Claude, qui s’en venait en même temps, les croisa malgré lui, instantanément saisi par sa mauvaise honte à la figure… et Fernande aussi avait rougi un peu, gênée elle-même probablement de se voir aux côtés de ce grand garçon pâle qui tout en marchant ne cessait de lui dire toutes sortes de choses.
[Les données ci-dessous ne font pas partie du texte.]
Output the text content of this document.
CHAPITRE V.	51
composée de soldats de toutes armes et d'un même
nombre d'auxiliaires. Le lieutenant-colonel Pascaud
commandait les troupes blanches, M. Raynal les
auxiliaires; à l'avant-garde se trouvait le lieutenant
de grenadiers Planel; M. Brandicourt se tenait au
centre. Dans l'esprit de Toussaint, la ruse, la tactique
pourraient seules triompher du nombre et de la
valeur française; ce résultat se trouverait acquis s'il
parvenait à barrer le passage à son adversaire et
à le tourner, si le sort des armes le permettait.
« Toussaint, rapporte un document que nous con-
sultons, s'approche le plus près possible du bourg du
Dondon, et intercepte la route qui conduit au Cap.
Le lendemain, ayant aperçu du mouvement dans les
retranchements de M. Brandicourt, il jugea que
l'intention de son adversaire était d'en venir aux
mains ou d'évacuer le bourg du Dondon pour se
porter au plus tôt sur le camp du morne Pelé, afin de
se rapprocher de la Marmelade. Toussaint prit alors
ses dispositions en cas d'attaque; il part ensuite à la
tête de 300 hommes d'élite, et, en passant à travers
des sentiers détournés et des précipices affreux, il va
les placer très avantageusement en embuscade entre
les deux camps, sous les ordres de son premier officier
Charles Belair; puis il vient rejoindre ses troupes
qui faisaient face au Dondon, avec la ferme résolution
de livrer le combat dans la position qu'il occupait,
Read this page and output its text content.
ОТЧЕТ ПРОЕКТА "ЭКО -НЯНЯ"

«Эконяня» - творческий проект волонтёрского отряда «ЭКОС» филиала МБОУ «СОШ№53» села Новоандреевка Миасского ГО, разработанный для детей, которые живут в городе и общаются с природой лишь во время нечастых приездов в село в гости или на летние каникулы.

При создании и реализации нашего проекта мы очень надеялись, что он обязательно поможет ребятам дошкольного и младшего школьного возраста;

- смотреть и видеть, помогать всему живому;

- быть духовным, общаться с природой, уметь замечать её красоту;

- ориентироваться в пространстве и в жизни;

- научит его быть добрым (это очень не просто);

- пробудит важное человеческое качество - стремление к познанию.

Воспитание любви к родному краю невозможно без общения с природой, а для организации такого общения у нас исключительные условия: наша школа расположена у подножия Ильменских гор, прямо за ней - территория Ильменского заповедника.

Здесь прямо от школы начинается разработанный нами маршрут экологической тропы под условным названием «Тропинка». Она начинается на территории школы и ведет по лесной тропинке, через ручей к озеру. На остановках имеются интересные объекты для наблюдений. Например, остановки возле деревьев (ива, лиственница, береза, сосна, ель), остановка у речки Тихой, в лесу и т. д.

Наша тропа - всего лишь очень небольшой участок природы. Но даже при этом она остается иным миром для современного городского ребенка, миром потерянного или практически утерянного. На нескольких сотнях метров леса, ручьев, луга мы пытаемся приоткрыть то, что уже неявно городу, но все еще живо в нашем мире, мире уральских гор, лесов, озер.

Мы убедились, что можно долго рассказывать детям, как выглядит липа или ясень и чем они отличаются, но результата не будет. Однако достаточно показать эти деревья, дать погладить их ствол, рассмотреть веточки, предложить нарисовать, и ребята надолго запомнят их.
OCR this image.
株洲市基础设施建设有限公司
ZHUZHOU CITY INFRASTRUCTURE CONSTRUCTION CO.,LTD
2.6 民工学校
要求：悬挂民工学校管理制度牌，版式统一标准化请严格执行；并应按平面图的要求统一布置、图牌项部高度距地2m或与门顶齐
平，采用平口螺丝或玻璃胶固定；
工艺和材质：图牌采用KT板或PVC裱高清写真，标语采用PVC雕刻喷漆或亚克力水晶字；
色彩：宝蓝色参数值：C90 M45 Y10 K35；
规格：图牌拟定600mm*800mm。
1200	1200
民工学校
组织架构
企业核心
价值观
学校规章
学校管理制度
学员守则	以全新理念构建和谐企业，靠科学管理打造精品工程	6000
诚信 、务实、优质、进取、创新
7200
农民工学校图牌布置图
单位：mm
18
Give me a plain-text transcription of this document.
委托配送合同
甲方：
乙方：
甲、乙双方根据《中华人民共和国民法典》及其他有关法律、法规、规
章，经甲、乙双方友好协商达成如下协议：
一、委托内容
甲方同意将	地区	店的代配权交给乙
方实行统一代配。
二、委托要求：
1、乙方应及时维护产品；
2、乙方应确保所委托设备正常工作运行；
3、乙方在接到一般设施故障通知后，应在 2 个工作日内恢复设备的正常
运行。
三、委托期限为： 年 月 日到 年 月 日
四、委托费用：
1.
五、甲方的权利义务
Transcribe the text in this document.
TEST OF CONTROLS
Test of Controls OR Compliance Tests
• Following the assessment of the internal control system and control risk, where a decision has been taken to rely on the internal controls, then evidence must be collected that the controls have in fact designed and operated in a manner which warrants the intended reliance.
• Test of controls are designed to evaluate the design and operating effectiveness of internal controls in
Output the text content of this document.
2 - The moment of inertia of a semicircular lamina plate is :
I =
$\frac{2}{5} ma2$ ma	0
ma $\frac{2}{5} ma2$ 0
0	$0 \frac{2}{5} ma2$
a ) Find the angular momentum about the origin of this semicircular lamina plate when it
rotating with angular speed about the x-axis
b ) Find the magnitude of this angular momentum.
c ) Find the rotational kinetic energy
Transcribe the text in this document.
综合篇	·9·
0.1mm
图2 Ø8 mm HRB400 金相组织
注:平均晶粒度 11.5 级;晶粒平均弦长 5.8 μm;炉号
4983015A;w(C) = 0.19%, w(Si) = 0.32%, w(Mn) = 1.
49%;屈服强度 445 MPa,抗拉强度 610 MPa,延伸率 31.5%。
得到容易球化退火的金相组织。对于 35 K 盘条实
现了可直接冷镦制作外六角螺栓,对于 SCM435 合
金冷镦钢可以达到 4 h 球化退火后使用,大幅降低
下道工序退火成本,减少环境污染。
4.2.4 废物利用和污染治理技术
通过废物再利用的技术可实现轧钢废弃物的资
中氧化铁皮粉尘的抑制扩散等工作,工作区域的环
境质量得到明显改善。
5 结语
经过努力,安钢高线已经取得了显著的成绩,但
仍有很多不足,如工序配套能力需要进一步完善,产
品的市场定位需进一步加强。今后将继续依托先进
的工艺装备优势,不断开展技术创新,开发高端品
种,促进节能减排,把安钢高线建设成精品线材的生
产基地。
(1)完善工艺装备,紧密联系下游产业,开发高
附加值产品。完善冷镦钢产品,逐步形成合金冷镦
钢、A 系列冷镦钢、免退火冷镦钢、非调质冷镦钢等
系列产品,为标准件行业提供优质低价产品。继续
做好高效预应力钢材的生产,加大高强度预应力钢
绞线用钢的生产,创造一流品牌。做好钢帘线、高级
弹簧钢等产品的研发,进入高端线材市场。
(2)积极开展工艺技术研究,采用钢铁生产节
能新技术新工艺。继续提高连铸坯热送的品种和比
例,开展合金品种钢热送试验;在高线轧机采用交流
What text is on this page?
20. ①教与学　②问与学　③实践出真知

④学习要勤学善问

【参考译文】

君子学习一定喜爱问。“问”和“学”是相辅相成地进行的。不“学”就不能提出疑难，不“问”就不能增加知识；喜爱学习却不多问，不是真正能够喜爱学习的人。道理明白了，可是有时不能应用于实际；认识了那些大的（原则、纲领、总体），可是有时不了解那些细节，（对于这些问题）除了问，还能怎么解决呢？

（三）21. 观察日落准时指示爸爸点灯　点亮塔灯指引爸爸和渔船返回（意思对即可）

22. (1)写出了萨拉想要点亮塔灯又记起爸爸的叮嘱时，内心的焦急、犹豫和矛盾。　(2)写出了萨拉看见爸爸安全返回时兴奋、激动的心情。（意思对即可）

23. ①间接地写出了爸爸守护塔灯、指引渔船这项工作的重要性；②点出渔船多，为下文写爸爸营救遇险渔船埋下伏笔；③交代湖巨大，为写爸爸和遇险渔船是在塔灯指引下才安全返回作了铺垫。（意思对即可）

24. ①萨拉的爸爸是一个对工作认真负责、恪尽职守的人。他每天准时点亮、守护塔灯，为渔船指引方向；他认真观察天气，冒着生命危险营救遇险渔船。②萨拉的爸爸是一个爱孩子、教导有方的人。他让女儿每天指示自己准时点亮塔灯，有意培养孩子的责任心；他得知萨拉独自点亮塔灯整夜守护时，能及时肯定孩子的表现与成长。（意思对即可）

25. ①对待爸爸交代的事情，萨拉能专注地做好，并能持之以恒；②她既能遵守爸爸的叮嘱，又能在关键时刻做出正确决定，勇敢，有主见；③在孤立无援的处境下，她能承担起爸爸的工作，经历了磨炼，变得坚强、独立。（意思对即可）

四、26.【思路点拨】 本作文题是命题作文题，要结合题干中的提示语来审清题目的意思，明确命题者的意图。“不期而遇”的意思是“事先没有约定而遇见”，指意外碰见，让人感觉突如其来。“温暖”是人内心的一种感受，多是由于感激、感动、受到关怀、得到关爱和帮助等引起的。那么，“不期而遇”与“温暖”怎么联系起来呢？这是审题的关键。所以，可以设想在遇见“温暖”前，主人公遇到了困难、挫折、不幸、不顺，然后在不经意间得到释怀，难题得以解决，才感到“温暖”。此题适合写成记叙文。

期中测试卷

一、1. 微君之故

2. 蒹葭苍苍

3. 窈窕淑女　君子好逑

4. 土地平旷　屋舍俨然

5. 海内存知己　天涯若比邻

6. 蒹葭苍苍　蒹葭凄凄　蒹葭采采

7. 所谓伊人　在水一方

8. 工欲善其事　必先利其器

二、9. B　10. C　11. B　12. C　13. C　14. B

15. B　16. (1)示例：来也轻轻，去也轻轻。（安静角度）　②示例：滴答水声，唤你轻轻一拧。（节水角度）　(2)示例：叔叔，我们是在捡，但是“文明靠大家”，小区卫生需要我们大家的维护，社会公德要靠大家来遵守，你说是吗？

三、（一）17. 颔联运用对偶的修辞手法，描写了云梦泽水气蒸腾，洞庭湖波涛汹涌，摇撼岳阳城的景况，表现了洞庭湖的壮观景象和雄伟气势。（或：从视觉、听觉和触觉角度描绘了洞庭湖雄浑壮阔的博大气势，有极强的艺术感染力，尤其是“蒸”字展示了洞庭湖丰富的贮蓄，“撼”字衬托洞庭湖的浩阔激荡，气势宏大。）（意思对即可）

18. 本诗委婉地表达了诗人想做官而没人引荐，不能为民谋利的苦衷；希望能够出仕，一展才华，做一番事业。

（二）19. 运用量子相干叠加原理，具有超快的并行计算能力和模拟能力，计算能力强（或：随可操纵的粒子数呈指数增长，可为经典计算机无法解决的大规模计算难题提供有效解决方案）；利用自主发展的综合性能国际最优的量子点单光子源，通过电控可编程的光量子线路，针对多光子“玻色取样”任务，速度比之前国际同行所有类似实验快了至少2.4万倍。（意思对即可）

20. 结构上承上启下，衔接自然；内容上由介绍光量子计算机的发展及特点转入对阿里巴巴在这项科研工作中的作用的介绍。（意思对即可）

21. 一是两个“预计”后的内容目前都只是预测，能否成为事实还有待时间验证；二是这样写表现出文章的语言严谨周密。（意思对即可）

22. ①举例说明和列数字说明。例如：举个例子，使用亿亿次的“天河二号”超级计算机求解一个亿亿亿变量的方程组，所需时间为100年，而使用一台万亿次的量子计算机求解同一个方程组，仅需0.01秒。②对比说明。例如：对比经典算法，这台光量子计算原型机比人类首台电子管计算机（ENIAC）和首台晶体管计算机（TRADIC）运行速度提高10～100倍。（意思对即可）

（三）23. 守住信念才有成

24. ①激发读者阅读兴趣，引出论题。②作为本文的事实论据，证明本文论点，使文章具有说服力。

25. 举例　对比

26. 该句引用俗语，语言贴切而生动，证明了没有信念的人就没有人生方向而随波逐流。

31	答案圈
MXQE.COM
Claude s’en venait dîner, mais tout à coup il n’avait plus faim, le visage sombre, distrait devant son assiette pleine. Sa mère cherchait à l’égayer, à le tirer de ce mauvais diable bleu qui maintenant le changeait à tout propos, mais il n’écoutait rien. Alors elle se mit à le questionner sur cet étranger, bien gentil d’apparence, vraiment à son goût… Oh ! oui, feraient-il un joli couple, hein ?…

Claude conservait son air renfrogné et ne répondait pas. Mais elle, la mère, reprenait toujours pour chasser les idées noires de son fils…

… Tout d’abord elle avait cru que c’était Julie, lui disait-elle… ils étaient là-bas, en chaloupe… Par exemple, elle l’avait vite reconnue ensuite… Ce serait-il un amoureux de la ville pour Fernande ?… Qu’en penses-tu, toi, Claude ?…

Alors celui-ci, d’un ton dur qu’il n’avait jamais eu auparavant :

— Vous m’ennuyez à la fin avec votre amoureux… Est-ce que je le connais, moi ?…

La vieille Julienne sentit sa poitrine se gonfler… Qu’est-ce qu’il avait donc son Claude ?… Elle le regardait… Puis longuement, à la dérobée, elle se mit à réfléchir à son tour… Non, jamais il ne lui avait répondu comme ça… Tout à coup il lui vint une idée étrange, bizarre, qui la fit s’arrêter longtemps. … Elle examina de nouveau son fils d’un profond regard divinatoire, puis, méditative, elle alla s’asseoir sans bruit devant une fenêtre qui était ouverte en face du Richelieu.